BD: The only other contemporary scientist I know of to take the avant-garde position in terms of researching consciousness scientifically from within the scientific community--other than you and Penrose--would be Rupert Sheldrake and his research on the feeling of being stared at, etc.
SH: Rupert's an experimentalist. We had him at the Tucson conference. And he postulates some kind of morphic resonance, some kind of field, but he doesn't go into the physics of it. So he's done a lot of experimental work showing non-locality. But I don't see that as a theory of consciousness in terms of the brain. It's more just experimentally derived results which can be explained by quantum non-locality. But anyway, he's a good guy.
BD: So I guess you might take an agnostic position as to whether his work and your own might dovetail--are there connections between the two?

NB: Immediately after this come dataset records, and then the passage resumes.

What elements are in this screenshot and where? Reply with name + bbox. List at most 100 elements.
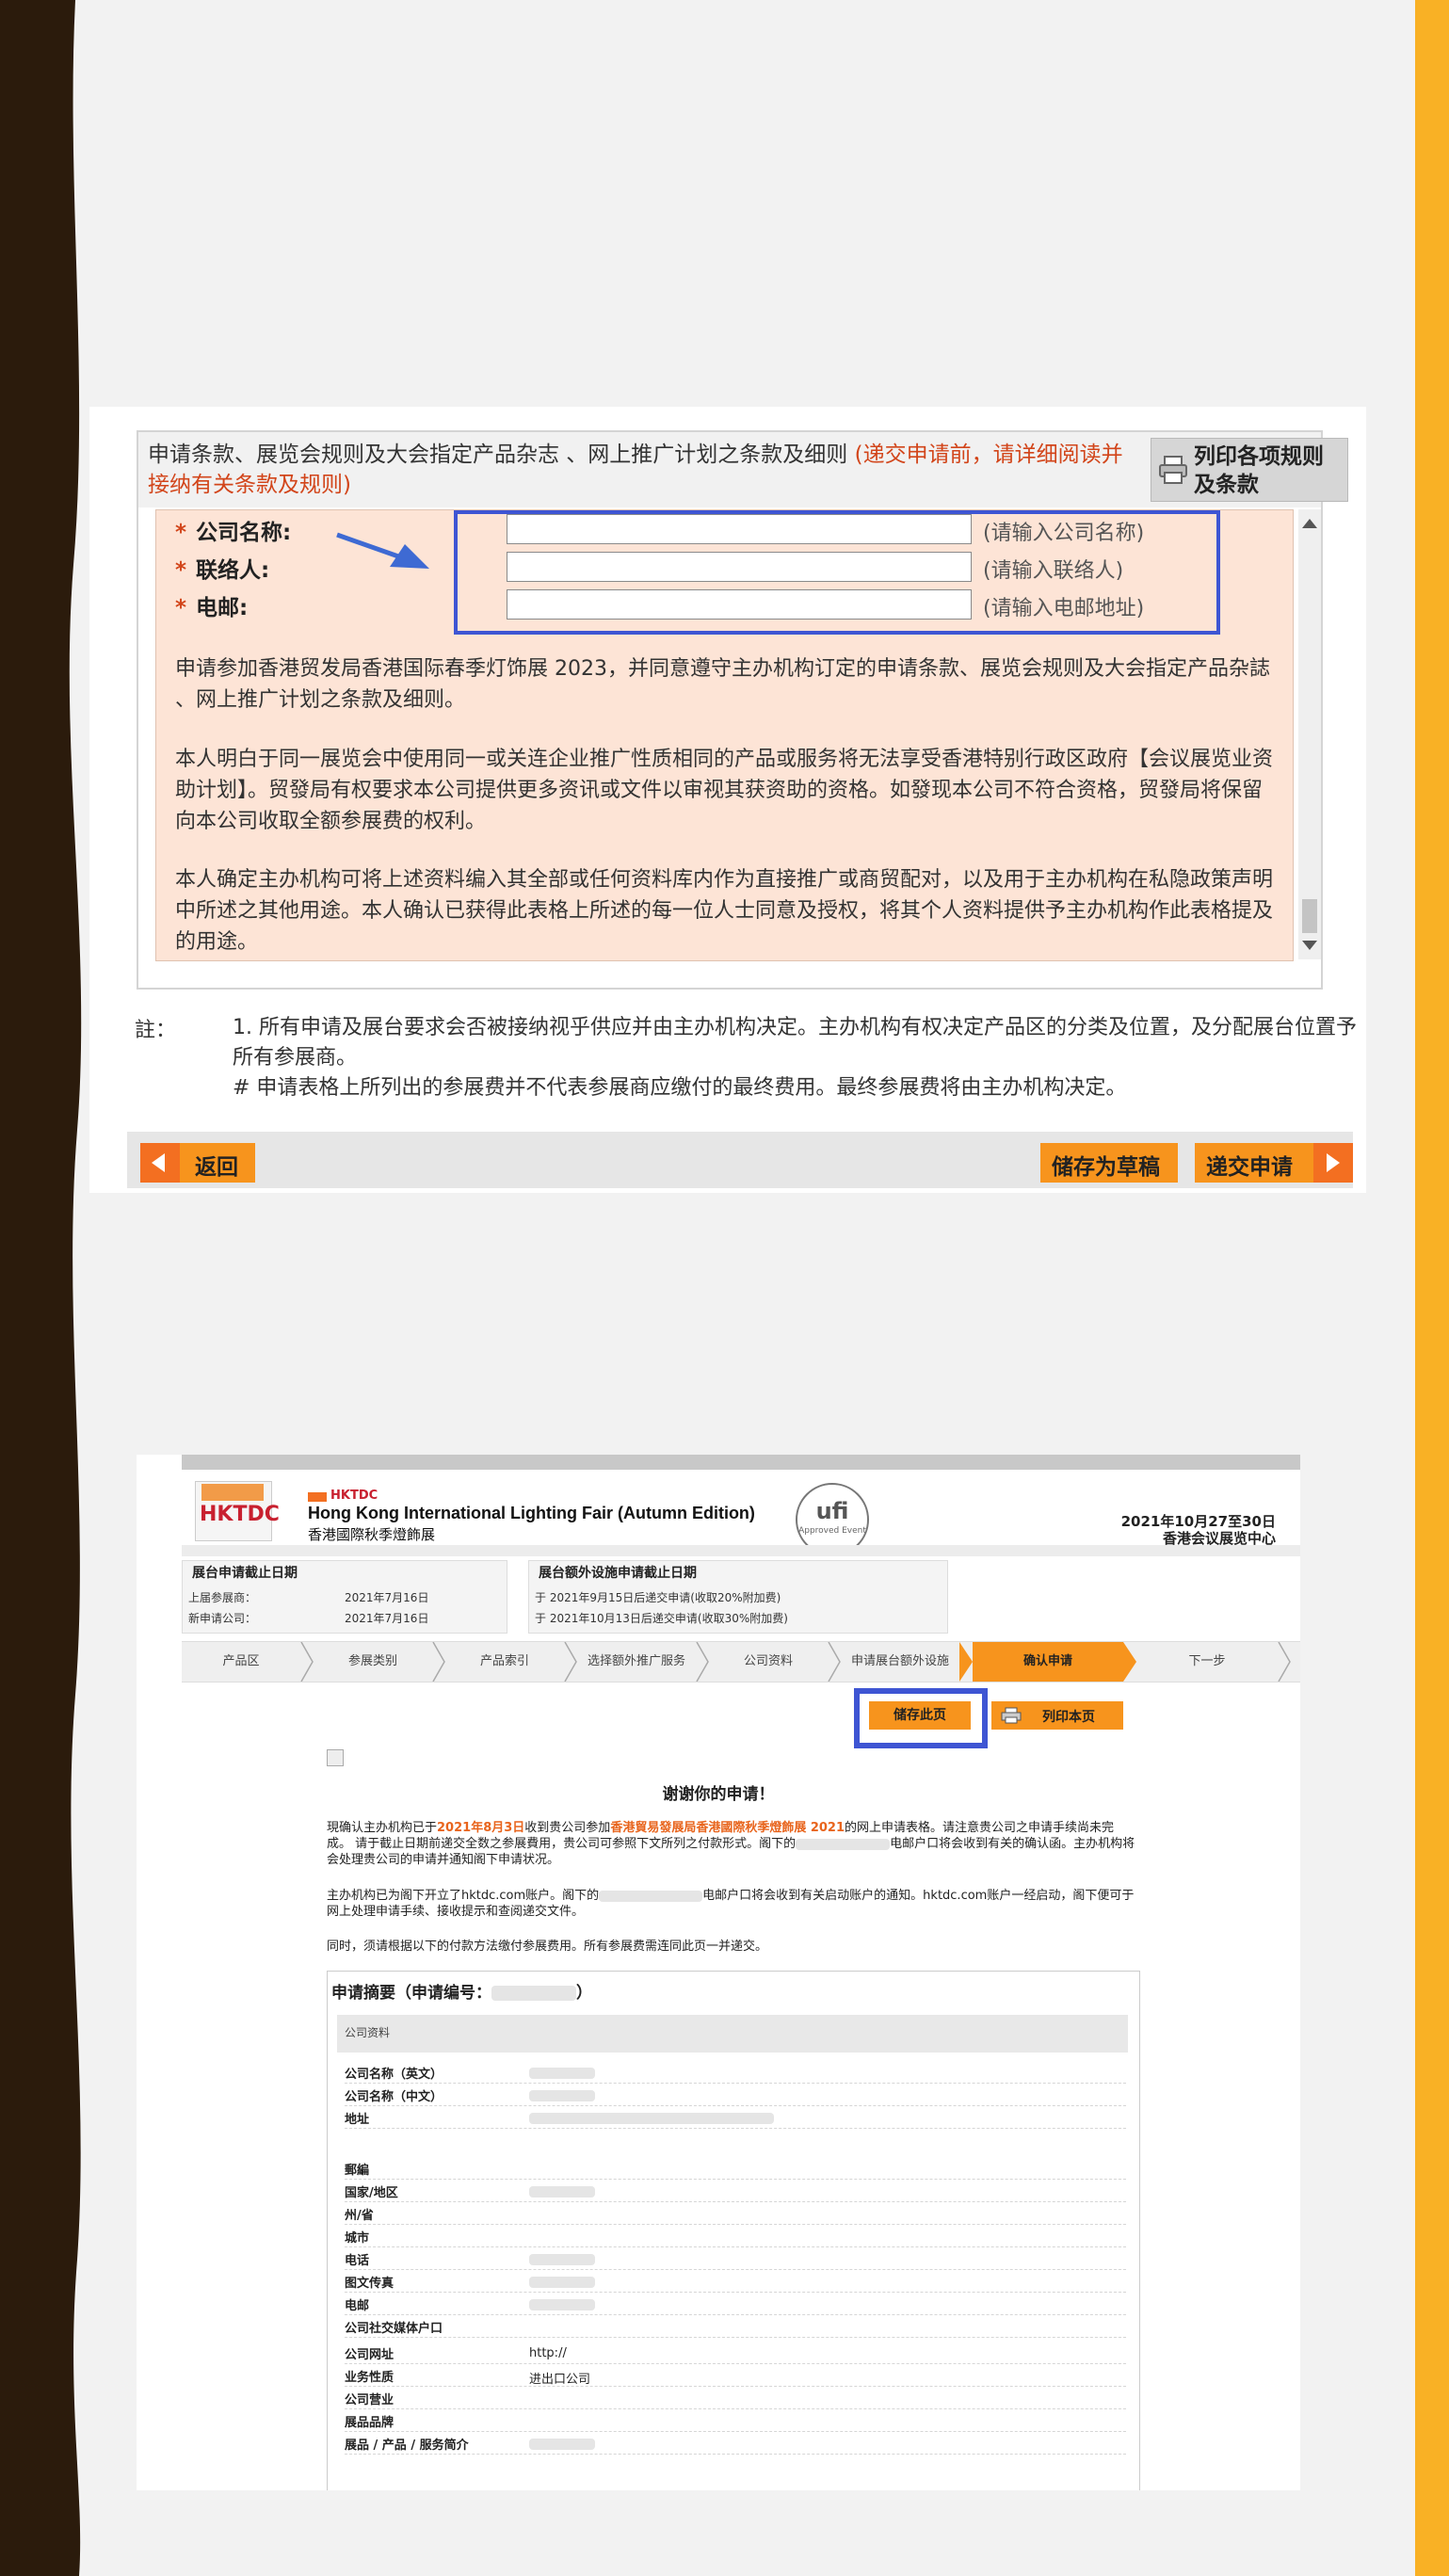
redacted-value <box>529 2113 774 2124</box>
brand-tag: HKTDC <box>330 1489 378 1503</box>
step-exhibitor-category[interactable]: 参展类别 <box>314 1642 432 1682</box>
step-separator-icon <box>564 1642 577 1682</box>
summary-field-row: 公司名称（中文） <box>345 2086 1126 2106</box>
step-extra-facilities[interactable]: 申请展台额外设施 <box>841 1642 959 1682</box>
step-separator-icon <box>959 1642 973 1682</box>
summary-field-row: 电邮 <box>345 2295 1126 2315</box>
printer-icon <box>1001 1707 1022 1724</box>
redacted-value <box>529 2299 595 2310</box>
note-2: # 申请表格上所列出的参展费并不代表参展商应缴付的最终费用。最终参展费将由主办机… <box>233 1076 1127 1100</box>
deadline-row-date: 2021年7月16日 <box>345 1612 429 1625</box>
summary-field-row: 国家/地区 <box>345 2182 1126 2202</box>
back-button[interactable]: 返回 <box>140 1143 255 1183</box>
summary-field-row: 郵編 <box>345 2160 1126 2180</box>
redacted-value <box>529 2439 595 2450</box>
accent-bar <box>1415 0 1449 2576</box>
email-label: * 电邮: <box>175 596 249 620</box>
scroll-up-icon[interactable] <box>1302 519 1317 528</box>
company-name-hint: (请输入公司名称) <box>983 522 1145 545</box>
application-summary: 申请摘要（申请编号：） 公司资料 公司名称（英文） 公司名称（中文） 地址郵編国家/… <box>327 1971 1140 2490</box>
summary-field-row: 业务性质 进出口公司 <box>345 2367 1126 2387</box>
summary-field-row: 公司网址 http:// <box>345 2344 1126 2364</box>
email-hint: (请输入电邮地址) <box>983 597 1145 620</box>
action-bar: 返回 储存为草稿 递交申请 <box>127 1132 1353 1188</box>
extra-deadline-row: 于 2021年10月13日后递交申请(收取30%附加费) <box>535 1612 788 1625</box>
summary-field-row: 图文传真 <box>345 2273 1126 2293</box>
terms-content: * 公司名称: * 联络人: * 电邮: (请输入公司名称) (请输入联络人) (请输… <box>155 509 1294 961</box>
summary-field-row: 州/省 <box>345 2205 1126 2225</box>
broken-image-icon <box>327 1749 344 1766</box>
scroll-thumb[interactable] <box>1302 899 1317 933</box>
summary-field-row: 展品品牌 <box>345 2412 1126 2432</box>
confirmation-paragraph-2: 主办机构已为阁下开立了hktdc.com账户。阁下的 电邮户口将会收到有关启动账户… <box>327 1889 1135 1919</box>
terms-heading-text: 申请条款、展览会规则及大会指定产品杂志 、网上推广计划之条款及细则 <box>148 443 848 467</box>
summary-field-label: 国家/地区 <box>345 2186 398 2200</box>
print-page-button[interactable]: 列印本页 <box>991 1701 1123 1730</box>
scroll-down-icon[interactable] <box>1302 941 1317 950</box>
print-rules-button[interactable]: 列印各项规则及条款 <box>1151 438 1348 502</box>
company-name-label: * 公司名称: <box>175 521 292 545</box>
summary-field-label: 电邮 <box>345 2299 370 2313</box>
submit-button[interactable]: 递交申请 <box>1195 1143 1353 1183</box>
step-product-index[interactable]: 产品索引 <box>445 1642 564 1682</box>
summary-field-value: http:// <box>529 2346 567 2360</box>
submit-arrow-icon <box>1313 1143 1353 1183</box>
step-company-info[interactable]: 公司资料 <box>709 1642 828 1682</box>
back-button-label: 返回 <box>195 1155 238 1180</box>
save-page-button[interactable]: 储存此页 <box>869 1701 971 1730</box>
declaration-paragraph-1: 申请参加香港贸发局香港国际春季灯饰展 2023，并同意遵守主办机构订定的申请条款… <box>175 657 1270 712</box>
booth-deadline-title: 展台申请截止日期 <box>192 1566 298 1581</box>
submit-button-label: 递交申请 <box>1206 1155 1293 1180</box>
redacted-value <box>529 2090 595 2101</box>
extra-deadline-row: 于 2021年9月15日后递交申请(收取20%附加费) <box>535 1591 781 1604</box>
hktdc-logo: HKTDC <box>195 1481 280 1541</box>
email-input[interactable] <box>507 589 972 620</box>
terms-panel: 申请条款、展览会规则及大会指定产品杂志 、网上推广计划之条款及细则 (递交申请前… <box>137 430 1348 990</box>
company-info-section: 公司资料 <box>337 2015 1128 2053</box>
summary-field-label: 业务性质 <box>345 2371 394 2385</box>
decorative-wave-border <box>0 0 82 2576</box>
terms-scrollbar[interactable] <box>1298 509 1321 959</box>
print-rules-label: 列印各项规则及条款 <box>1194 444 1324 497</box>
progress-steps: 产品区 参展类别 产品索引 选择额外推广服务 公司资料 申请展台额外设施 确认申… <box>182 1641 1300 1682</box>
summary-field-label: 州/省 <box>345 2209 374 2223</box>
summary-field-label: 电话 <box>345 2254 370 2268</box>
extra-deadline-title: 展台额外设施申请截止日期 <box>539 1566 697 1581</box>
redacted-value <box>529 2277 595 2288</box>
step-confirm-application[interactable]: 确认申请 <box>973 1642 1123 1682</box>
summary-field-row: 电话 <box>345 2250 1126 2270</box>
redacted-email <box>599 1890 703 1902</box>
step-next[interactable]: 下一步 <box>1136 1642 1278 1682</box>
redacted-value <box>529 2186 595 2198</box>
confirmation-paragraph-1: 現确认主办机构已于2021年8月3日收到贵公司参加香港貿易發展局香港國際秋季燈飾… <box>327 1821 1135 1867</box>
logo-text: HKTDC <box>200 1503 280 1526</box>
header-divider <box>182 1545 1300 1556</box>
thanks-title: 谢谢你的申请！ <box>662 1785 775 1804</box>
step-separator-icon <box>828 1642 841 1682</box>
fair-name-en: Hong Kong International Lighting Fair (A… <box>308 1504 755 1522</box>
company-name-input[interactable] <box>507 514 972 544</box>
contact-person-input[interactable] <box>507 552 972 582</box>
declaration-paragraph-3: 本人确定主办机构可将上述资料编入其全部或任何资料库内作为直接推广或商贸配对，以及… <box>175 868 1274 954</box>
booth-deadline-box: 展台申请截止日期 上届参展商： 2021年7月16日 新申请公司： 2021年7… <box>182 1560 507 1634</box>
terms-header: 申请条款、展览会规则及大会指定产品杂志 、网上推广计划之条款及细则 (递交申请前… <box>138 432 1348 507</box>
step-separator-icon <box>300 1642 314 1682</box>
extra-facilities-deadline-box: 展台额外设施申请截止日期 于 2021年9月15日后递交申请(收取20%附加费)… <box>528 1560 948 1634</box>
contact-person-hint: (请输入联络人) <box>983 559 1124 583</box>
step-separator-icon <box>1278 1642 1291 1682</box>
summary-field-row: 展品 / 产品 / 服务简介 <box>345 2435 1126 2455</box>
save-draft-button[interactable]: 储存为草稿 <box>1040 1143 1178 1183</box>
step-product-zone[interactable]: 产品区 <box>182 1642 300 1682</box>
summary-field-label: 郵編 <box>345 2164 370 2178</box>
logo-emblem <box>201 1484 264 1501</box>
summary-title: 申请摘要（申请编号：） <box>331 1984 592 2003</box>
step-extra-promotion[interactable]: 选择额外推广服务 <box>577 1642 696 1682</box>
step-separator-icon <box>1123 1642 1136 1682</box>
note-1: 1. 所有申请及展台要求会否被接纳视乎供应并由主办机构决定。主办机构有权决定产品… <box>233 1016 1357 1070</box>
summary-field-label: 展品 / 产品 / 服务简介 <box>345 2439 469 2453</box>
redacted-email <box>796 1838 891 1850</box>
redacted-value <box>529 2254 595 2265</box>
summary-field-label: 公司名称（英文） <box>345 2068 443 2082</box>
summary-field-row: 地址 <box>345 2109 1126 2129</box>
declaration-paragraph-2: 本人明白于同一展览会中使用同一或关连企业推广性质相同的产品或服务将无法享受香港特… <box>175 748 1274 833</box>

SH: Yeah, absolutely. This is exactly what I was saying before. I think there's a lot of paranormal--so called para-psychological results--including Rupert's results, including all kinds of effects that have been reported. And I think some of it at least is true. And cannot be accounted for by classical physics. But quantum physics can explain it through entanglement. I think virtually any effect--the sense of being stared at, the dog knowing when the owner's coming home--it's all just entanglement between conscious minds. Now as a matter of fact, you know that J. B. Rhine was at the founding of parapsychology in this country? He was at Duke. So anyway, I'm going back east, and to make a long story short, they invited me to give a talk. So first I'm going to talk about consciousness, and then they're going to have case studies of paranormal effects, and then I'm going to try to explain them from a quantum physics aspect with some skeptics trying to shoot me down. So that should be fun.